IRELAND defender Darren O'Dea has warned Irish fans to hold off on the celebrations following Zbigniew Boniek's favour to his old boss Giovanni Trapattoni yesterday by pairing Ireland with Estonia in the Euro 2012 play-offs.
Irish football breathed a sigh of relief as the team avoided very tricky trips to places like Istanbul, Podgorica and Sarajevo and instead were put into a two-legged play-off with Estonia, a side generally seen as the weakest team in the play-offs, if only for the fact that they lost to the Faroe Islands.
But Leeds United man O'Dea, who helped Ireland secure a win and a clean sheet in Andorra last week, says it would be "stupid" to start celebrating already and begin planning a trip to Poland and Ukraine.
"I think this is the draw we wanted. If you could have picked one team from the draw it would have been Estonia, but there's no point in us being all happy and celebrating now, the only thing that matters is that we're smiling at the end of the second leg," O'Dea told the Herald earlier today. "On paper it's the game you'd want but we still have to go and win the tie. Our main aim will be to get a good result out in Estonia and then finish off the job in our own place on the Tuesday night.
"Ireland haven't been to a major tournament in a long time and with so much at stake, it would be dumb and stupid of us now to get complacent and think we've done the job before we have kicked a ball.
"With the enormity of what's at stake for us I can't seen any player in the Irish squad being complacent.
"But we can be optimistic. At the start of the campaign, if someone had said you have two games against Estonia to make it to the European Championship finals we'd have taken that, that's not us being arrogant, it's the fact of where we are now.
"But we can't be too happy about the draw now. All I care about is that everyone in Ireland is happy after the second leg in Dublin," he warned, aware that Ireland will have the rare experience of being favourites in a play-off.
"It's something we have to deal with," says O'Dea. "We were expected to win both of our last games, against Andorra and Armenia, but they weren't easy matches. It's the same against Estonia, we're expected to go through but that doesn't mean we will go through and I know we'll have to play to our very best to go through."
Whatever about the football side of the tie, the draw was very kind to Irish players and fans in terms of travel -- a stark contrast to the nightmare trip to Andorra, via Barcelona, last week.
"The trip to Andorra was very tough, the closest airport was three hours away so that made things hard for us, so Tallinn is good for us on that front," says O'Dea.
"But when you're playing international football you have to deal with the conditions no matter where you are.

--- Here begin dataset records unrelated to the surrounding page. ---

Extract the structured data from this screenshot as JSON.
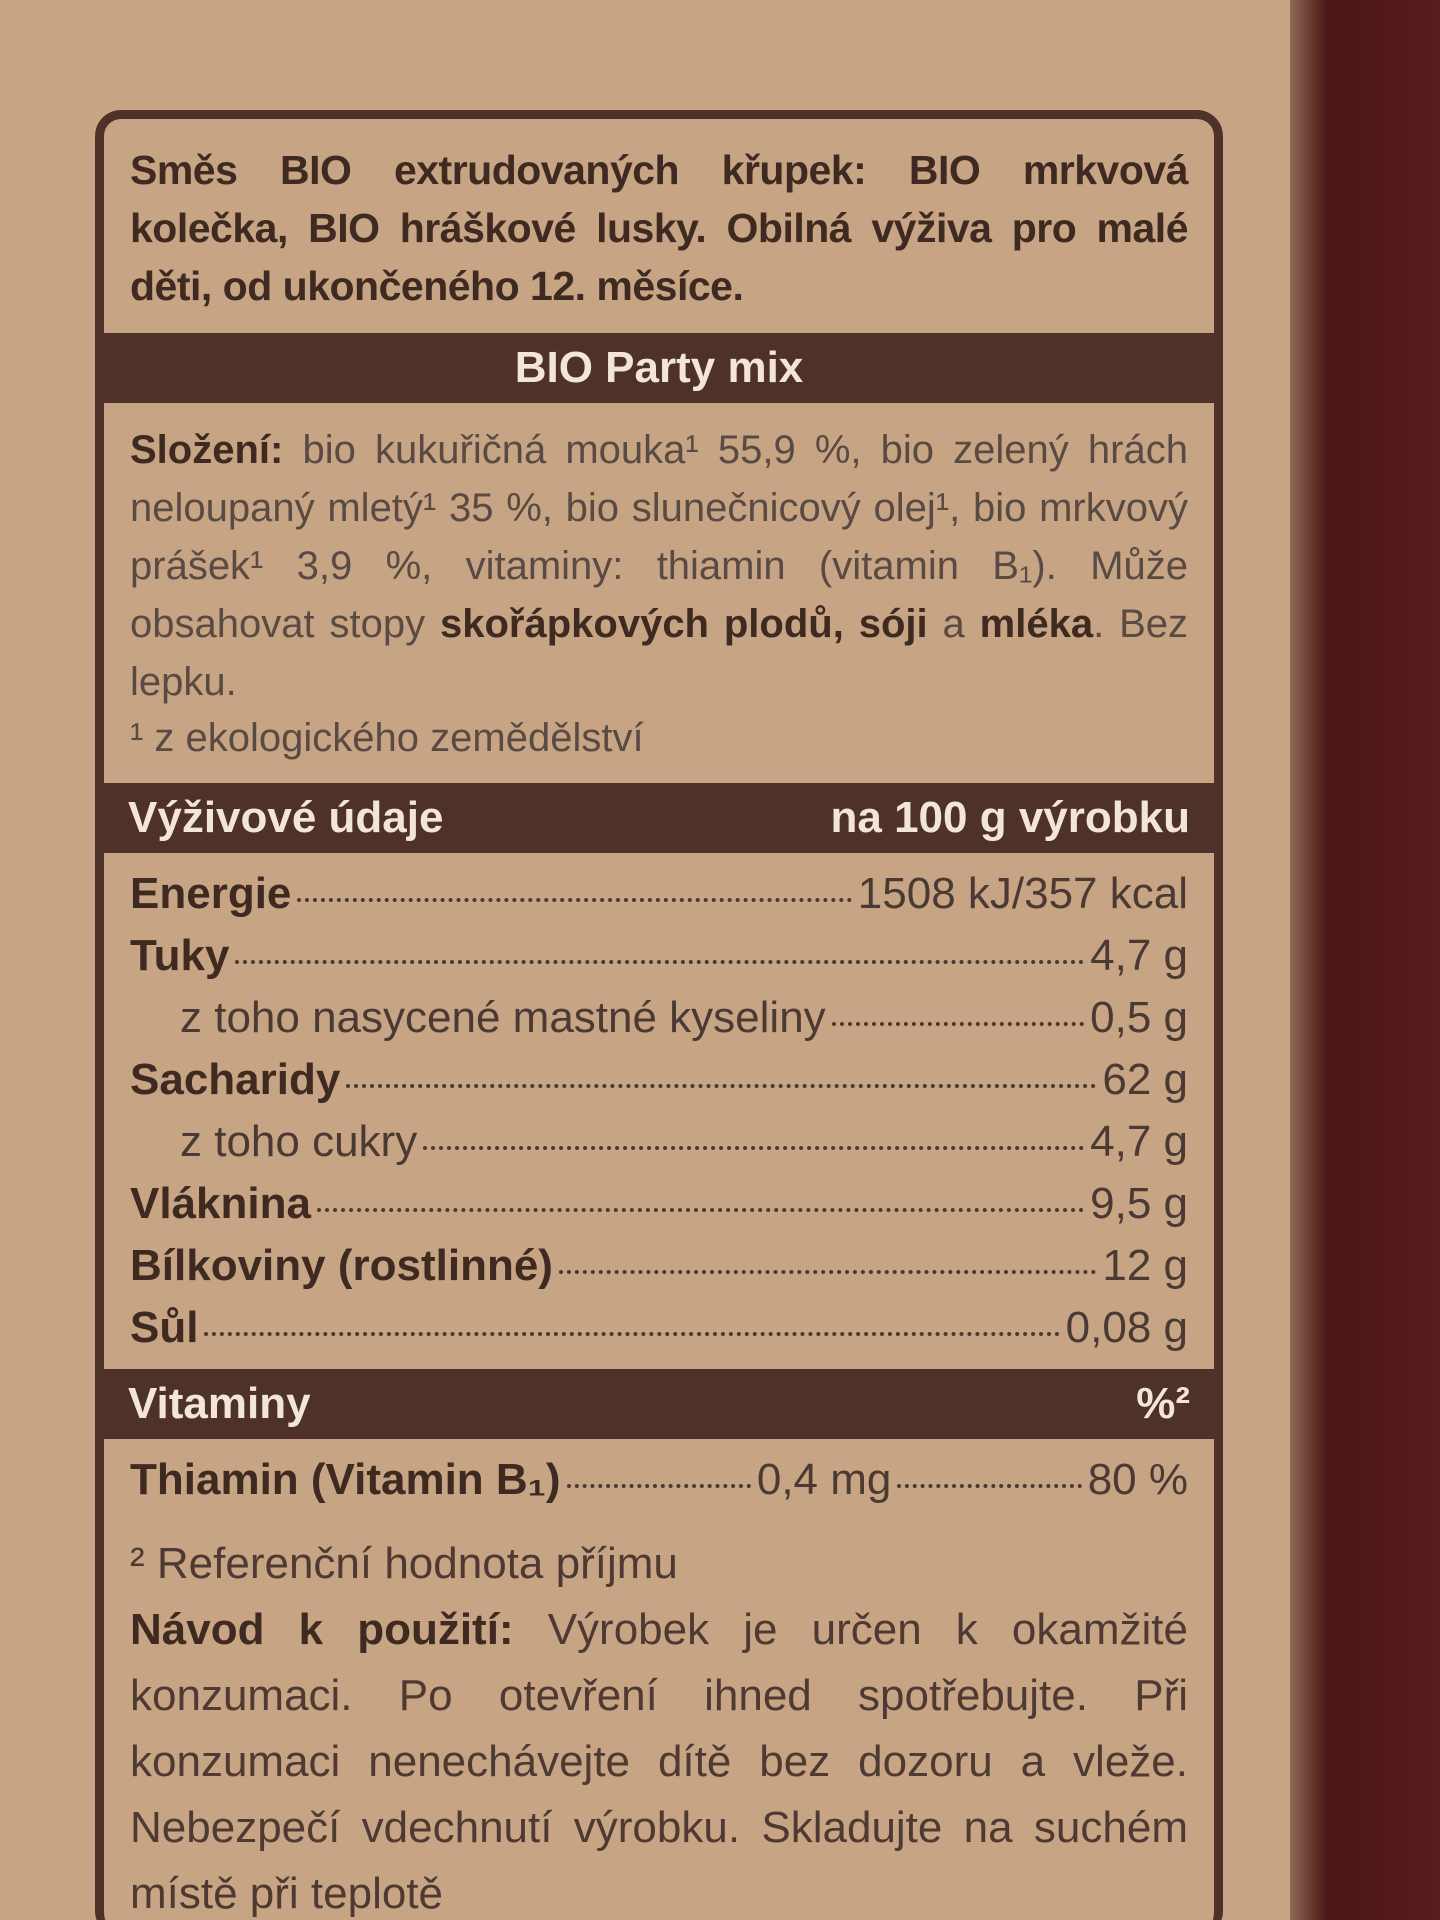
{
  "intro": "Směs BIO extrudovaných křupek: BIO mrkvová kolečka, BIO hráškové lusky. Obilná výživa pro malé děti, od ukončeného 12. měsíce.",
  "product_name": "BIO Party mix",
  "ingredients": {
    "label": "Složení:",
    "text": "bio kukuřičná mouka¹ 55,9 %, bio zelený hrách neloupaný mletý¹ 35 %, bio slunečnicový olej¹, bio mrkvový prášek¹ 3,9 %, vitaminy: thiamin (vitamin B₁).",
    "allergens": [
      {
        "text": "Může obsahovat stopy",
        "bold": false
      },
      {
        "text": "skořápkových plodů, sóji",
        "bold": true
      },
      {
        "text": "a",
        "bold": false
      },
      {
        "text": "mléka",
        "bold": true
      },
      {
        "text": ". Bez lepku.",
        "bold": false
      }
    ],
    "footnote": "¹ z ekologického zemědělství"
  },
  "nutrition": {
    "title": "Výživové údaje",
    "per": "na 100 g výrobku",
    "rows": [
      {
        "name": "Energie",
        "value": "1508 kJ/357 kcal",
        "bold": true
      },
      {
        "name": "Tuky",
        "value": "4,7 g",
        "bold": true
      },
      {
        "name": "z toho nasycené mastné kyseliny",
        "value": "0,5 g",
        "bold": false
      },
      {
        "name": "Sacharidy",
        "value": "62 g",
        "bold": true
      },
      {
        "name": "z toho cukry",
        "value": "4,7 g",
        "bold": false
      },
      {
        "name": "Vláknina",
        "value": "9,5 g",
        "bold": true
      },
      {
        "name": "Bílkoviny (rostlinné)",
        "value": "12 g",
        "bold": true
      },
      {
        "name": "Sůl",
        "value": "0,08 g",
        "bold": true
      }
    ]
  },
  "vitamins": {
    "title": "Vitaminy",
    "pct_header": "%²",
    "rows": [
      {
        "name": "Thiamin (Vitamin B₁)",
        "amount": "0,4 mg",
        "pct": "80 %"
      }
    ],
    "footnote": "² Referenční hodnota příjmu"
  },
  "usage": {
    "label": "Návod k použití:",
    "text": "Výrobek je určen k okamžité konzumaci. Po otevření ihned spotřebujte. Při konzumaci nenechávejte dítě bez dozoru a vleže. Nebezpečí vdechnutí výrobku.",
    "storage": "Skladujte na suchém místě při teplotě"
  }
}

You can go and play Spain in the nice sunny weather of Madrid or the cold and snow of somewhere like Estonia, we have to get on with it. Maybe they'll have an advantage of having their home leg first but we have a massive advantage of the second leg in Dublin and I feel we can get the result out there to set us up for the home leg."
A glance through the squad list of the Estonian panel would test the knowledge of the biggest football anoraks around: top marks for anyone who knows -- without resorting to Google -- the whereabouts of clubs like Lombard-Papa, Sogndal or Gomel?
But again, O'Dea has warned about over-confidence.
"We don't know a lot about their players now. In some ways it's easy when you come into a game and you know the players on the opposing team. There's no need for homework as much, but it's different when you don't know the players that well," he says.
"But we have a lot to play for and I know our manager will leave no stone unturned to prepare us for this tie, and we will know all about them by the time we play them."
O'Dea has played his part in this campaign, most recently away to Andorra last week when he played in central defence and kept a clean sheet, though the Leeds United man dropped back to the bench when Richard Dunne was available again for the Armenia match.
"I feel I have made progress this year, I've achieved more than I'd hoped," he says.
"I played in almost half of the campaign, four of the 10 qualifiers, and I played in a lot of the friendly games too.
"I want to be a regular and all I can do is take chances when they come my way and remain patient.
"The likes of Richard Dunne and Sean St Ledger are ahead of me and have been in the Irish squad for years so I have to be patient and I'm not worried or frustrated in any way. As long as the team are doing well I am happy."